Bayesian Generalized Additive Models for Location, Scale, and Shape for Zero-Inflated and Overdispersed Count Data

Abstract

Frequent problems in applied research preventing the application of the classical Poisson log-linear model for analyzing count data include overdispersion, an excess of zeros compared to the Poisson distribution, correlated responses, as well as complex predictor structures comprising nonlinear effects of continuous covariates, interactions or spatial effects. We propose a general class of Bayesian generalized additive models for zero-inflated and overdispersed count data within the framework of generalized additive models for location, scale, and shape where semiparametric predictors can be specified for several parameters of a count data distribution. As standard options for applied work we consider the zero-inflated Poisson, the negative binomial and the zero-inflated negative binomial distribution. The additive predictor specifications rely on basis function approximations for the different types of effects in combination with Gaussian smoothness priors.

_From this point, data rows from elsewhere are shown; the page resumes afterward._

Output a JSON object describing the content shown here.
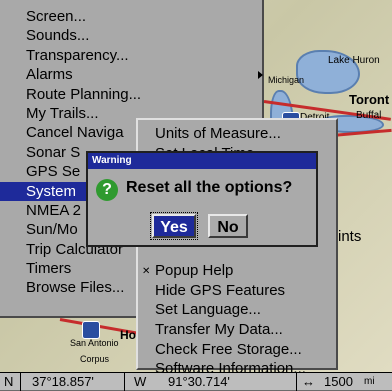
{
  "map": {
    "labels": {
      "lake_huron": "Lake Huron",
      "michigan": "Michigan",
      "toronto": "Toront",
      "buffalo": "Buffal",
      "detroit": "Detroit",
      "san_antonio": "San Antonio",
      "corpus": "Corpus",
      "ho": "Ho",
      "waypoints": "ints"
    }
  },
  "main_menu": {
    "items": [
      {
        "label": "Screen..."
      },
      {
        "label": "Sounds..."
      },
      {
        "label": "Transparency..."
      },
      {
        "label": "Alarms"
      },
      {
        "label": "Route Planning..."
      },
      {
        "label": "My Trails..."
      },
      {
        "label": "Cancel Naviga"
      },
      {
        "label": "Sonar S"
      },
      {
        "label": "GPS Se"
      },
      {
        "label": "System"
      },
      {
        "label": "NMEA 2"
      },
      {
        "label": "Sun/Mo"
      },
      {
        "label": "Trip Calculator"
      },
      {
        "label": "Timers"
      },
      {
        "label": "Browse Files..."
      }
    ]
  },
  "sub_menu": {
    "items": [
      {
        "label": "Units of Measure..."
      },
      {
        "label": "Set Local Time..."
      },
      {
        "label": ""
      },
      {
        "label": ""
      },
      {
        "label": ""
      },
      {
        "label": ""
      },
      {
        "label": ""
      },
      {
        "label": "Popup Help"
      },
      {
        "label": "Hide GPS Features"
      },
      {
        "label": "Set Language..."
      },
      {
        "label": "Transfer My Data..."
      },
      {
        "label": "Check Free Storage..."
      },
      {
        "label": "Software Information..."
      }
    ]
  },
  "dialog": {
    "title": "Warning",
    "message": "Reset all the options?",
    "yes_label": "Yes",
    "no_label": "No"
  },
  "status_bar": {
    "lat_hemi": "N",
    "lat": "37°18.857'",
    "lon_hemi": "W",
    "lon": "91°30.714'",
    "range_icon": "↔",
    "range": "1500",
    "range_unit": "mi"
  }
}
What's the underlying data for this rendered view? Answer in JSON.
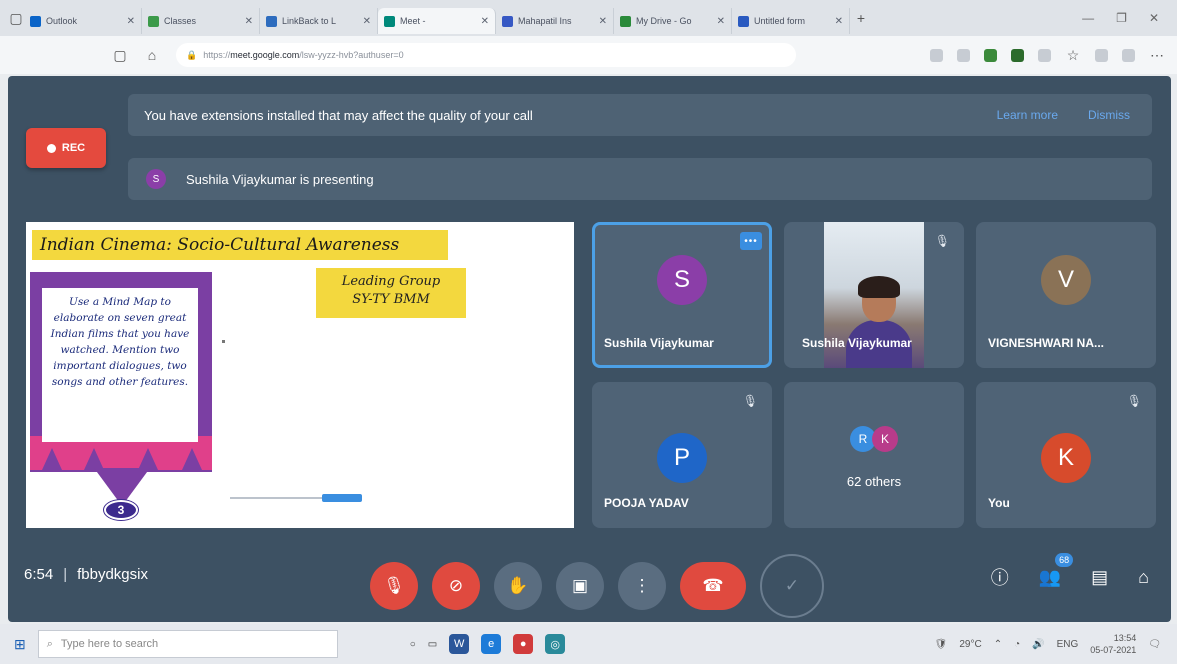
{
  "browser": {
    "tabs": [
      {
        "title": "Outlook",
        "color": "#0a64c8"
      },
      {
        "title": "Classes",
        "color": "#3c9a4a"
      },
      {
        "title": "LinkBack to L",
        "color": "#2d6cbe"
      },
      {
        "title": "Meet -",
        "color": "#00897b"
      },
      {
        "title": "Mahapatil Ins",
        "color": "#3658c4"
      },
      {
        "title": "My Drive - Go",
        "color": "#2a8a3a"
      },
      {
        "title": "Untitled form",
        "color": "#2a5ac0"
      }
    ],
    "url_prefix": "https://",
    "url_domain": "meet.google.com",
    "url_path": "/lsw-yyzz-hvb?authuser=0"
  },
  "meet": {
    "rec_label": "REC",
    "extension_warning": "You have extensions installed that may affect the quality of your call",
    "warning_links": [
      "Learn more",
      "Dismiss"
    ],
    "presenter_initial": "S",
    "presenting_text": "Sushila Vijaykumar is presenting",
    "slide": {
      "title": "Indian Cinema: Socio-Cultural Awareness",
      "subtitle_line1": "Leading Group",
      "subtitle_line2": "SY-TY BMM",
      "note": "Use a Mind Map to elaborate on seven great Indian films that you have watched. Mention two important dialogues, two songs and other features.",
      "step_number": "3"
    },
    "tiles": [
      {
        "name": "Sushila Vijaykumar",
        "initial": "S",
        "color": "#8b3ea8"
      },
      {
        "name": "Sushila Vijaykumar"
      },
      {
        "name": "VIGNESHWARI NA...",
        "initial": "V",
        "color": "#8a7256"
      },
      {
        "name": "POOJA YADAV",
        "initial": "P",
        "color": "#1f66c8"
      },
      {
        "others_label": "62 others",
        "initials": [
          "R",
          "K"
        ],
        "colors": [
          "#3a8ee0",
          "#b83b8a"
        ]
      },
      {
        "name": "You",
        "initial": "K",
        "color": "#d74b2c"
      }
    ],
    "time": "6:54",
    "meeting_code": "fbbydkgsix",
    "participants_badge": "68"
  },
  "taskbar": {
    "search_placeholder": "Type here to search",
    "weather": "29°C",
    "language": "ENG",
    "time": "13:54",
    "date": "05-07-2021"
  }
}
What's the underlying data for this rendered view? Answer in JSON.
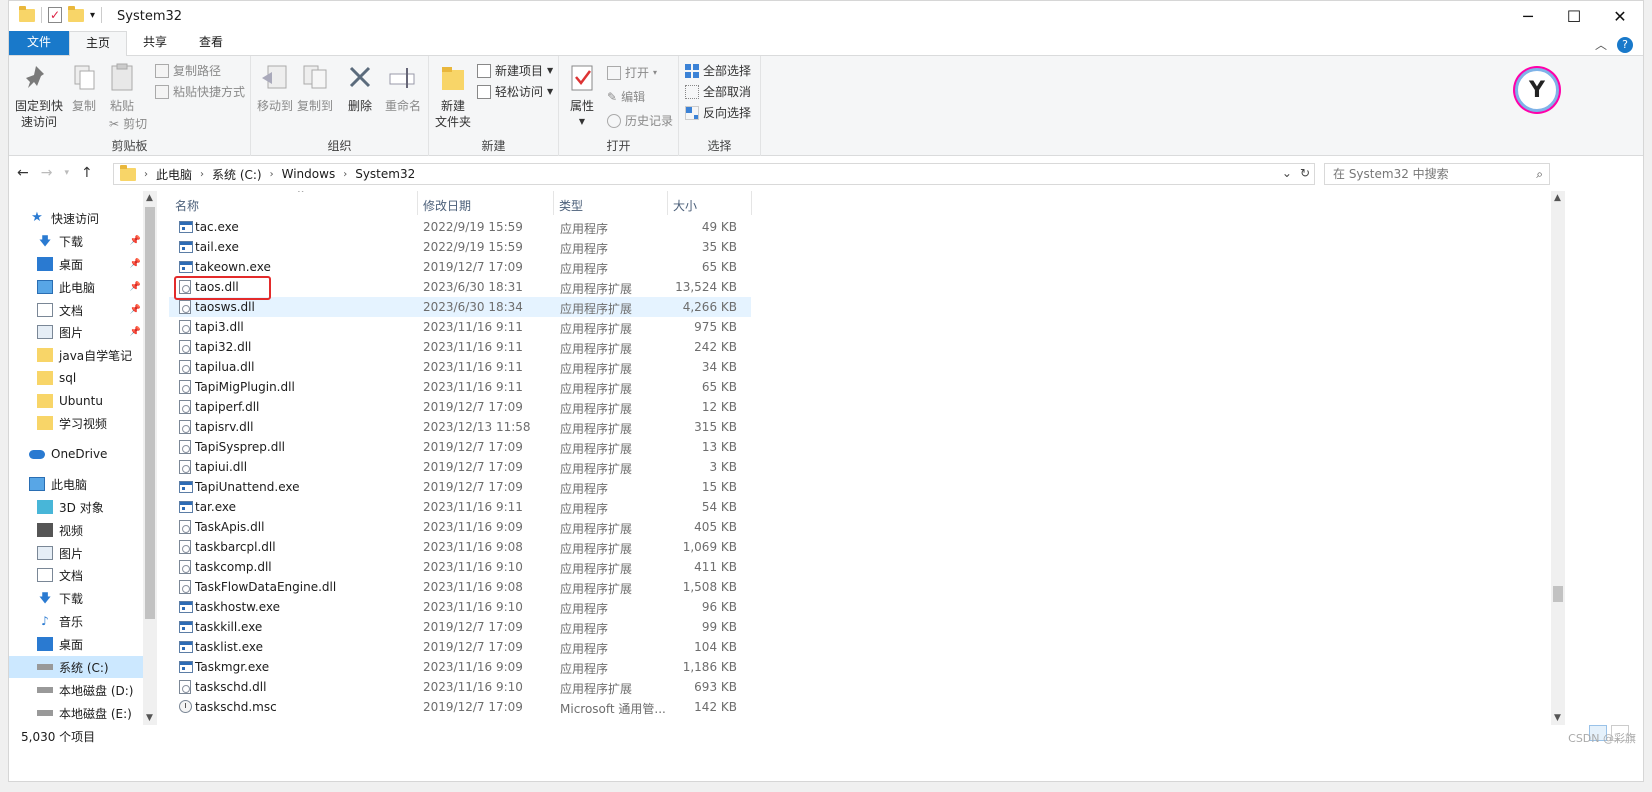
{
  "window": {
    "title": "System32"
  },
  "ribbon_tabs": [
    "文件",
    "主页",
    "共享",
    "查看"
  ],
  "clipboard": {
    "pin": "固定到快\n速访问",
    "copy": "复制",
    "paste": "粘贴",
    "copy_path": "复制路径",
    "paste_shortcut": "粘贴快捷方式",
    "cut": "剪切",
    "label": "剪贴板"
  },
  "organize": {
    "move_to": "移动到",
    "copy_to": "复制到",
    "delete": "删除",
    "rename": "重命名",
    "label": "组织"
  },
  "new": {
    "new_folder": "新建\n文件夹",
    "new_item": "新建项目",
    "easy_access": "轻松访问",
    "label": "新建"
  },
  "open": {
    "properties": "属性",
    "open": "打开",
    "edit": "编辑",
    "history": "历史记录",
    "label": "打开"
  },
  "select": {
    "select_all": "全部选择",
    "select_none": "全部取消",
    "invert": "反向选择",
    "label": "选择"
  },
  "address": {
    "crumbs": [
      "此电脑",
      "系统 (C:)",
      "Windows",
      "System32"
    ]
  },
  "search": {
    "placeholder": "在 System32 中搜索"
  },
  "sidebar": {
    "items": [
      {
        "label": "快速访问",
        "icon": "star-icon"
      },
      {
        "label": "下载",
        "icon": "download-icon",
        "pinned": true
      },
      {
        "label": "桌面",
        "icon": "desktop-icon",
        "pinned": true
      },
      {
        "label": "此电脑",
        "icon": "computer-icon",
        "pinned": true
      },
      {
        "label": "文档",
        "icon": "document-icon",
        "pinned": true
      },
      {
        "label": "图片",
        "icon": "picture-icon",
        "pinned": true
      },
      {
        "label": "java自学笔记",
        "icon": "folder-icon"
      },
      {
        "label": "sql",
        "icon": "folder-icon"
      },
      {
        "label": "Ubuntu",
        "icon": "folder-icon"
      },
      {
        "label": "学习视频",
        "icon": "folder-icon"
      },
      {
        "label": "OneDrive",
        "icon": "cloud-icon"
      },
      {
        "label": "此电脑",
        "icon": "computer-icon"
      },
      {
        "label": "3D 对象",
        "icon": "cube-icon"
      },
      {
        "label": "视频",
        "icon": "video-icon"
      },
      {
        "label": "图片",
        "icon": "picture-icon"
      },
      {
        "label": "文档",
        "icon": "document-icon"
      },
      {
        "label": "下载",
        "icon": "download-icon"
      },
      {
        "label": "音乐",
        "icon": "music-icon"
      },
      {
        "label": "桌面",
        "icon": "desktop-icon"
      },
      {
        "label": "系统 (C:)",
        "icon": "drive-icon",
        "selected": true
      },
      {
        "label": "本地磁盘 (D:)",
        "icon": "drive-icon"
      },
      {
        "label": "本地磁盘 (E:)",
        "icon": "drive-icon"
      }
    ]
  },
  "columns": {
    "name": "名称",
    "date": "修改日期",
    "type": "类型",
    "size": "大小"
  },
  "files": [
    {
      "name": "tac.exe",
      "date": "2022/9/19 15:59",
      "type": "应用程序",
      "size": "49 KB",
      "kind": "exe"
    },
    {
      "name": "tail.exe",
      "date": "2022/9/19 15:59",
      "type": "应用程序",
      "size": "35 KB",
      "kind": "exe"
    },
    {
      "name": "takeown.exe",
      "date": "2019/12/7 17:09",
      "type": "应用程序",
      "size": "65 KB",
      "kind": "exe"
    },
    {
      "name": "taos.dll",
      "date": "2023/6/30 18:31",
      "type": "应用程序扩展",
      "size": "13,524 KB",
      "kind": "dll"
    },
    {
      "name": "taosws.dll",
      "date": "2023/6/30 18:34",
      "type": "应用程序扩展",
      "size": "4,266 KB",
      "kind": "dll"
    },
    {
      "name": "tapi3.dll",
      "date": "2023/11/16 9:11",
      "type": "应用程序扩展",
      "size": "975 KB",
      "kind": "dll"
    },
    {
      "name": "tapi32.dll",
      "date": "2023/11/16 9:11",
      "type": "应用程序扩展",
      "size": "242 KB",
      "kind": "dll"
    },
    {
      "name": "tapilua.dll",
      "date": "2023/11/16 9:11",
      "type": "应用程序扩展",
      "size": "34 KB",
      "kind": "dll"
    },
    {
      "name": "TapiMigPlugin.dll",
      "date": "2023/11/16 9:11",
      "type": "应用程序扩展",
      "size": "65 KB",
      "kind": "dll"
    },
    {
      "name": "tapiperf.dll",
      "date": "2019/12/7 17:09",
      "type": "应用程序扩展",
      "size": "12 KB",
      "kind": "dll"
    },
    {
      "name": "tapisrv.dll",
      "date": "2023/12/13 11:58",
      "type": "应用程序扩展",
      "size": "315 KB",
      "kind": "dll"
    },
    {
      "name": "TapiSysprep.dll",
      "date": "2019/12/7 17:09",
      "type": "应用程序扩展",
      "size": "13 KB",
      "kind": "dll"
    },
    {
      "name": "tapiui.dll",
      "date": "2019/12/7 17:09",
      "type": "应用程序扩展",
      "size": "3 KB",
      "kind": "dll"
    },
    {
      "name": "TapiUnattend.exe",
      "date": "2019/12/7 17:09",
      "type": "应用程序",
      "size": "15 KB",
      "kind": "exe"
    },
    {
      "name": "tar.exe",
      "date": "2023/11/16 9:11",
      "type": "应用程序",
      "size": "54 KB",
      "kind": "exe"
    },
    {
      "name": "TaskApis.dll",
      "date": "2023/11/16 9:09",
      "type": "应用程序扩展",
      "size": "405 KB",
      "kind": "dll"
    },
    {
      "name": "taskbarcpl.dll",
      "date": "2023/11/16 9:08",
      "type": "应用程序扩展",
      "size": "1,069 KB",
      "kind": "dll"
    },
    {
      "name": "taskcomp.dll",
      "date": "2023/11/16 9:10",
      "type": "应用程序扩展",
      "size": "411 KB",
      "kind": "dll"
    },
    {
      "name": "TaskFlowDataEngine.dll",
      "date": "2023/11/16 9:08",
      "type": "应用程序扩展",
      "size": "1,508 KB",
      "kind": "dll"
    },
    {
      "name": "taskhostw.exe",
      "date": "2023/11/16 9:10",
      "type": "应用程序",
      "size": "96 KB",
      "kind": "exe"
    },
    {
      "name": "taskkill.exe",
      "date": "2019/12/7 17:09",
      "type": "应用程序",
      "size": "99 KB",
      "kind": "exe"
    },
    {
      "name": "tasklist.exe",
      "date": "2019/12/7 17:09",
      "type": "应用程序",
      "size": "104 KB",
      "kind": "exe"
    },
    {
      "name": "Taskmgr.exe",
      "date": "2023/11/16 9:09",
      "type": "应用程序",
      "size": "1,186 KB",
      "kind": "exe"
    },
    {
      "name": "taskschd.dll",
      "date": "2023/11/16 9:10",
      "type": "应用程序扩展",
      "size": "693 KB",
      "kind": "dll"
    },
    {
      "name": "taskschd.msc",
      "date": "2019/12/7 17:09",
      "type": "Microsoft 通用管...",
      "size": "142 KB",
      "kind": "msc"
    }
  ],
  "status": {
    "count": "5,030 个项目"
  },
  "watermark": "CSDN @彩旗"
}
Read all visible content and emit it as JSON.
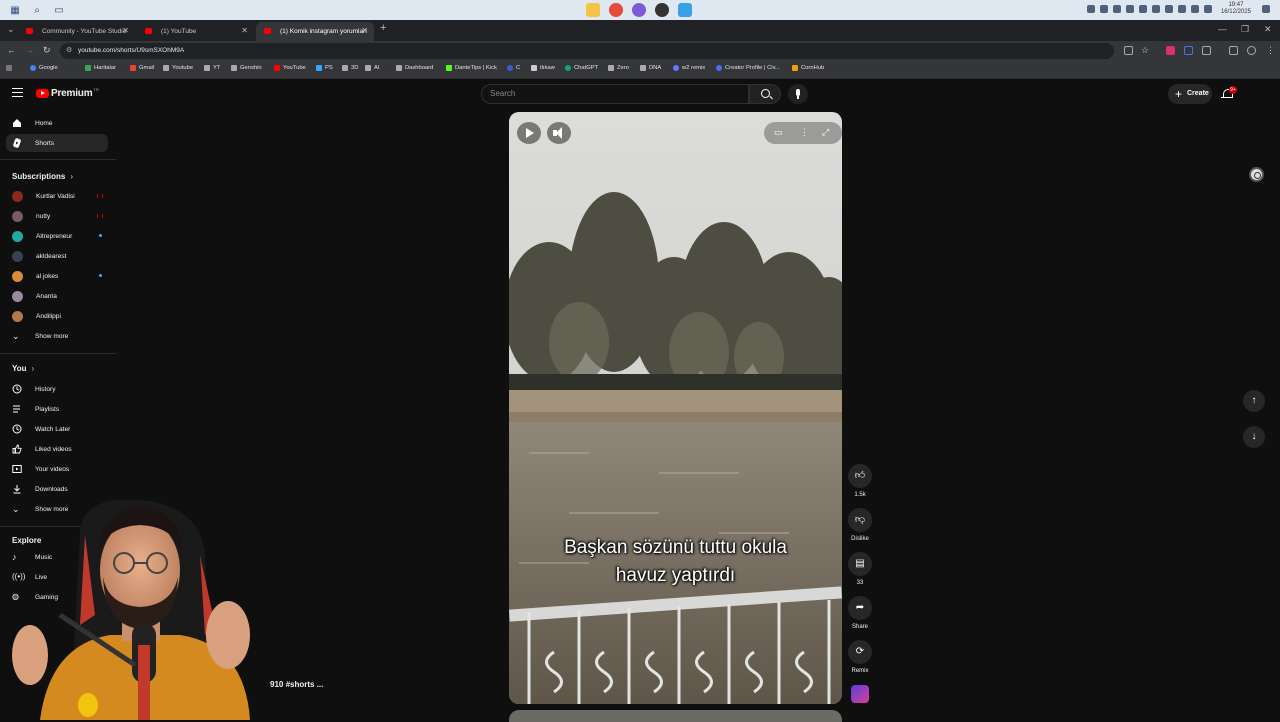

We develop Bayesian inference based on Markov chain Monte Carlo simulation techniques where suitable proposal densities are constructed based on iteratively weighted least squares approximations to the full conditionals. To ensure practicability of the inference, we consider theoretical properties like the involved question whether the joint posterior is proper. The proposed approach is evaluated in simulation studies and applied to count data arising from patent citations and claim frequencies in car insurances. For the comparison of models with respect to the distribution, we consider quantile residuals as an effective graphical device and scoring rules that allow us to quantify the predictive ability of the models. The deviance information criterion is used to select appropriate predictor specifications once a response distribution has been chosen. Supplementary materials for this article are available online.